Même son de cloche du côté de Mohammed-Saïd Karrouk, professeur de climatologie, qui considère l’initiative des panneaux solaires flottants comme une expérience prometteuse à encourager. Il insiste néanmoins sur certaines limites. Il n’est pas possible de couvrir toute la surface d’un barrage, et le système ne peut fonctionner que si le niveau d’eau reste suffisant. En cas de baisse, les panneaux risquent de se retrouver sur la terre ferme et d’être endommagés. Selon lui, ce dispositif peut réduire l’évaporation, mais uniquement quand l’eau est présente dans le réservoir.

Compte tenu de son potentiel, le dispositif pourrait être déployé dans d'autres barrages répartis du Nord au centre du pays, dans le but de maximiser son impact sur la gestion des ressources en eau et la production d’énergie renouvelable. Pour le ministère de l’Équipement, même si les économies d’eau générées par les panneaux solaires flottants restent limitées à l’échelle nationale, elles représentent néanmoins « un gain important » dans un contexte de stress hydrique croissant.

Par ailleurs, le dispositif intègre des mesures supplémentaires, telles que la plantation d’arbres le long des rives du réservoir. Cette initiative vise à atténuer l’effet desséchant du vent, contribuant ainsi à préserver davantage l’humidité de la zone et à renforcer la résilience de l’écosystème local face au changement climatique.



 

3 questions à Amine Hourairi « Il est crucial de garantir la stabilité des installations face aux changements du niveau d’eau »

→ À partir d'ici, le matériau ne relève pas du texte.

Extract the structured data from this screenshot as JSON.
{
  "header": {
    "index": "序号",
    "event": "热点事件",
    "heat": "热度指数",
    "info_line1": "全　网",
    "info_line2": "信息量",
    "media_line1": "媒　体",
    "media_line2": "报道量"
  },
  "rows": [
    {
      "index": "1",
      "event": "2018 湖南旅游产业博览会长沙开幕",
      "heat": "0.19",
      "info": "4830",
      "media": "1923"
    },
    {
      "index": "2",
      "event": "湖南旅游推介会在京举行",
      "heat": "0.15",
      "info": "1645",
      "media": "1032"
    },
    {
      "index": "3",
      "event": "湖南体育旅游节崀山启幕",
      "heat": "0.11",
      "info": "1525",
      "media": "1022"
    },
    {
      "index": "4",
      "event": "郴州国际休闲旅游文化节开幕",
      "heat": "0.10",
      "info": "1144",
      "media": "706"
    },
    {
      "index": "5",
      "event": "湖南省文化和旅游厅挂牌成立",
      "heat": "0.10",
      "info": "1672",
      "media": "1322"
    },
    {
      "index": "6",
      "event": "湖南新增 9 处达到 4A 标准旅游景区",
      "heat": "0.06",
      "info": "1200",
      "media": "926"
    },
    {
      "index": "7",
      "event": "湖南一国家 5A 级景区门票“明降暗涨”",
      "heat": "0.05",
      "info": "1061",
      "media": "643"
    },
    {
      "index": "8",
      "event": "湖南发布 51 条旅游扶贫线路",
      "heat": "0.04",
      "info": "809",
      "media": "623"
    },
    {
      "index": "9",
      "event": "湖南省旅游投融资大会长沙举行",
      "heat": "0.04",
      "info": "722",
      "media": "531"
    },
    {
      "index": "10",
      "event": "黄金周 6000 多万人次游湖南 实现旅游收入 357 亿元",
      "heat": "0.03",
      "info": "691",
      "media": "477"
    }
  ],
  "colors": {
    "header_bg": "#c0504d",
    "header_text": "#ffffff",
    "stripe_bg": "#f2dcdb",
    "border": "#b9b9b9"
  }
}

Lutte contre la sécheresse :Booster la production grâce aux panneaux solaires flottants
Pour le président régional de l'Association des Enseignants des Sciences de la Vie et de la Terre (AESVT) à Tanger, Amine Hourairi, le bon fonctionnement du projet dépend de la stabilité des installations face aux variations du niveau de l’eau et aux intempéries.

- Que pensez-vous de l’efficacité du projet d’installation de panneaux solaires flottants et quels résultats peut-on en attendre ?

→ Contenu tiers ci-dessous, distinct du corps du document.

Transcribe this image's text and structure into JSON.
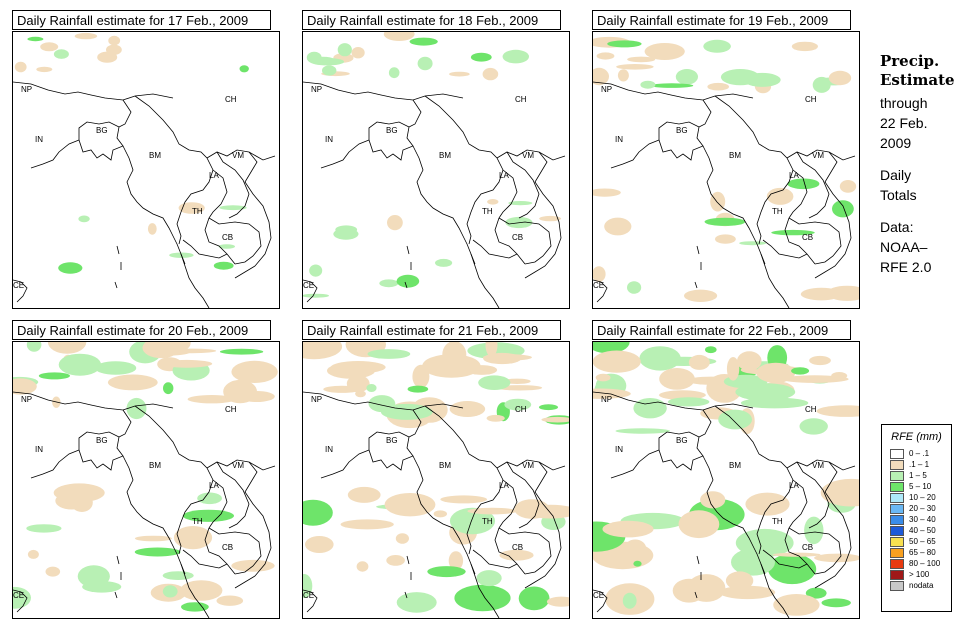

- Le projet repose sur l’installation de radeaux modulaires portant plusieurs milliers de panneaux photovoltaïques. Ces radeaux sont ancrés et reliés à la rive grâce à des passerelles et des câbles électriques. La puissance cible est d’environ 13 MW, destinée à alimenter le complexe portuaire de Tanger-Med. En couvrant la surface du lac, les panneaux limitent l’exposition directe de l’eau au soleil, réduisant ainsi l’évaporation. Le dispositif est donc efficace, mais son bon fonctionnement dépendra de la disponibilité suffisante en eau. Le projet vise à produire plus d’électricité grâce au refroidissement naturel et à réduire les émissions du port d’Oued Rmel. Il permet aussi de diminuer l’évaporation de l’eau d’environ 30 %, selon les premières estimations. La réussite dépend de la surface couverte, du vent et des saisons. Le site est en phase de tests et aucun bilan officiel n’a encore été publié.

- Quelles sont les principales limites ou difficultés rencontrées dans ce projet ?

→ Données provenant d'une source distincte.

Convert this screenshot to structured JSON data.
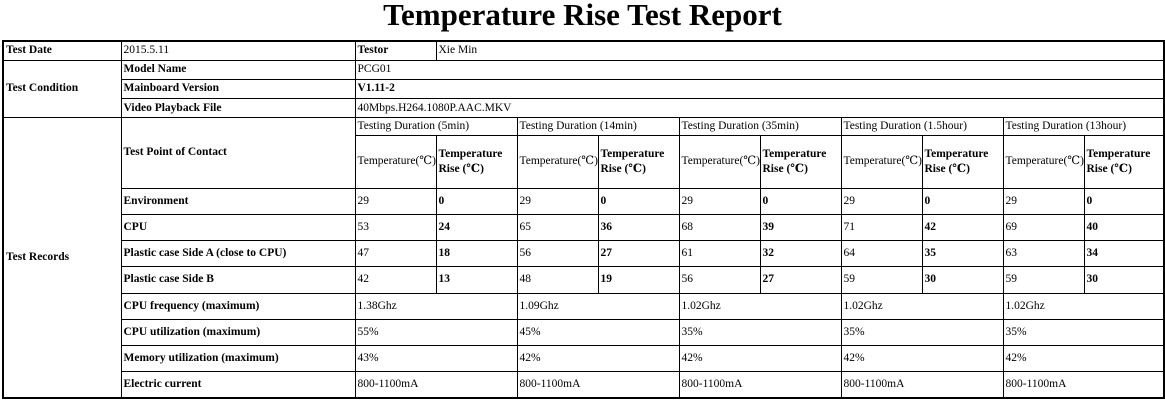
{
  "title": "Temperature Rise Test Report",
  "test_date": {
    "label": "Test Date",
    "value": "2015.5.11"
  },
  "testor": {
    "label": "Testor",
    "value": "Xie Min"
  },
  "test_condition": {
    "label": "Test Condition",
    "rows": [
      {
        "label": "Model Name",
        "value": "PCG01"
      },
      {
        "label": "Mainboard Version",
        "value": "V1.11-2"
      },
      {
        "label": "Video Playback File",
        "value": "40Mbps.H264.1080P.AAC.MKV"
      }
    ]
  },
  "test_records": {
    "label": "Test Records",
    "point_label": "Test Point of Contact",
    "durations": [
      "Testing Duration (5min)",
      "Testing Duration (14min)",
      "Testing Duration (35min)",
      "Testing Duration (1.5hour)",
      "Testing Duration (13hour)"
    ],
    "col_temp": "Temperature(℃)",
    "col_rise": "Temperature Rise (℃)",
    "pair_rows": [
      {
        "label": "Environment",
        "values": [
          [
            "29",
            "0"
          ],
          [
            "29",
            "0"
          ],
          [
            "29",
            "0"
          ],
          [
            "29",
            "0"
          ],
          [
            "29",
            "0"
          ]
        ]
      },
      {
        "label": "CPU",
        "values": [
          [
            "53",
            "24"
          ],
          [
            "65",
            "36"
          ],
          [
            "68",
            "39"
          ],
          [
            "71",
            "42"
          ],
          [
            "69",
            "40"
          ]
        ]
      },
      {
        "label": "Plastic case Side A (close to CPU)",
        "values": [
          [
            "47",
            "18"
          ],
          [
            "56",
            "27"
          ],
          [
            "61",
            "32"
          ],
          [
            "64",
            "35"
          ],
          [
            "63",
            "34"
          ]
        ]
      },
      {
        "label": "Plastic case Side B",
        "values": [
          [
            "42",
            "13"
          ],
          [
            "48",
            "19"
          ],
          [
            "56",
            "27"
          ],
          [
            "59",
            "30"
          ],
          [
            "59",
            "30"
          ]
        ]
      }
    ],
    "single_rows": [
      {
        "label": "CPU frequency (maximum)",
        "values": [
          "1.38Ghz",
          "1.09Ghz",
          "1.02Ghz",
          "1.02Ghz",
          "1.02Ghz"
        ]
      },
      {
        "label": "CPU utilization (maximum)",
        "values": [
          "55%",
          "45%",
          "35%",
          "35%",
          "35%"
        ]
      },
      {
        "label": "Memory utilization (maximum)",
        "values": [
          "43%",
          "42%",
          "42%",
          "42%",
          "42%"
        ]
      },
      {
        "label": "Electric current",
        "values": [
          "800-1100mA",
          "800-1100mA",
          "800-1100mA",
          "800-1100mA",
          "800-1100mA"
        ]
      }
    ]
  }
}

- Les limites du projet concernent l’ancrage face aux variations du niveau de l’eau et aux intempéries. L’accès pour la maintenance et la gestion des câbles posent aussi des défis. Sur le plan environnemental, il faut surveiller la qualité de l’eau, la faune et les usages locaux. Enfin, les coûts sont plus élevés qu’au sol, mais compensés par une meilleure production et la préservation de l’eau.

- Ce modèle est-il réplicable dans d'autres régions du Maroc confrontées à des défis similaires en matière de stress hydrique ?

Ce modèle peut être reproduit dans d’autres régions du Maroc, mais pas partout. Des études de faisabilité sont en cours pour deux projets similaires, l’un à Lalla Takerkoust près de Marrakech et l’autre à Oued El Makhazine, l’un des plus grands barrages du pays. Ce système fonctionne surtout sur des réservoirs dont la taille et les usages sont compatibles, avec peu de trafic nautique et des zones écologiquement adaptées. Pour étendre le projet, il faut aussi que les conditions de vent soient maîtrisables pour l’ancrage et que le site soit proche d’un besoin important en électricité comme un port ou une usine afin de limiter les coûts de raccordement.